Yesterday, there appeared in The New York Times, The Washington Post, and The Wall Street Journal (and for all I know, perhaps other newspapers as well) a two-page ad headlined "We Stand for Democracy," which laid out
the signatories’ support for voting rights and their opposition to "measures that restrict or prevent any eligible voter from having an equal and fair opportunity to cast a ballot." That is, to the torrent of voter suppression bills that Republicans have introduced in nearly every state legislature and enacted in Georgia. The very long list of signatories, which fills up the two pages in small type, begins with corporations, and goes on to include individuals, then law firms, and finally nonprofit organizations. Among the corporations are Airbnb, Alphabet (the fancy name for Google),
Amazon, Apple, Bank of America, Berkshire, BlackRock, Facebook, Ford and GM, Goldman Sachs, Lyft (but not Uber), Starbucks, Target (but not Walmart), Twitter, Wells Fargo, and perhaps 100 more. The only corporations on this very long list that are unionized, so far as I can figure, are its two auto companies and its two airlines, American and United—all four of which went union a long time ago. Signatory Levi Strauss was unionized at various times in its long history, but today, virtually all of its product is produced offshore. So, one thing that’s clear from this very long list is that corporate America’s commitment to democracy certainly doesn’t extend to its own businesses (and if GM, Ford, and the airlines had been founded during the past 40 years, they’d almost surely be non-union, too). By avoiding, evading, or just plain squashing any and all worker attempts to gain a voice in their companies’ affairs by forming a union, virtually all our major businesses have made clear that they’ll run themselves on the traditionally autocratic principles they’ve long exercised. As you doubtless know, Amazon just defeated an effort by its employees in Alabama to
form a union, and last fall, Lyft funded a successful ballot measure in California that enabled the company to disclaim any responsibility for the wages and working conditions of its drivers and to thwart any attempt on their part to form a union. But the most egregious inclusion on the list came under the category of law firms. There, among virtually every single prominent firm in the country—a list that included Gibson Dunn, Covington & Burling, Davis Polk, Paul, Weiss, Sidley Austin, etc. etc.—was the firm of Morgan, Lewis & Bockius. Within the legal profession, that firm may be
known for any number of things, but to the broader public, or at least that part of the broader public that roots for workers, Morgan Lewis is known as the go-to firm for companies that want to bust a union or keep one from being born.
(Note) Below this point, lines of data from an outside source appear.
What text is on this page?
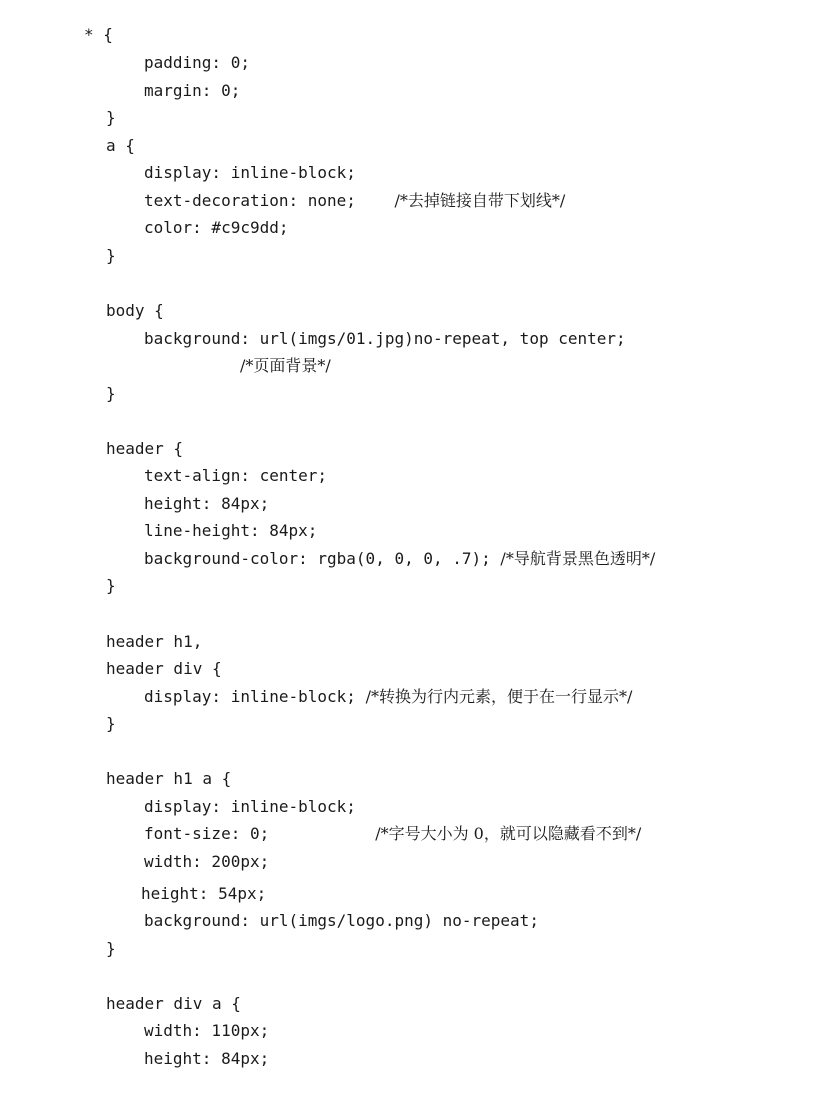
* {
padding: 0;
margin: 0;
}
a {
display: inline-block;
text-decoration: none;    /*去掉链接自带下划线*/
color: #c9c9dd;
}
body {
background: url(imgs/01.jpg)no-repeat, top center;
/*页面背景*/
}
header {
text-align: center;
height: 84px;
line-height: 84px;
background-color: rgba(0, 0, 0, .7); /*导航背景黑色透明*/
}
header h1,
header div {
display: inline-block; /*转换为行内元素，便于在一行显示*/
}
header h1 a {
display: inline-block;
font-size: 0;           /*字号大小为 0，就可以隐藏看不到*/
width: 200px;
height: 54px;
background: url(imgs/logo.png) no-repeat;
}
header div a {
width: 110px;
height: 84px;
Morgan Lewis provides instructions and instructors in all the legal ways an employer can intimidate workers and spells out which ways are illegal as well (and surely also spells out how negligible are the penalties for those illegalities). So two cheers for the nation’s economic powers’ support for democracy and voting rights, and a big Bronx cheer for
their ferocious opposition to any form of democracy within their own house.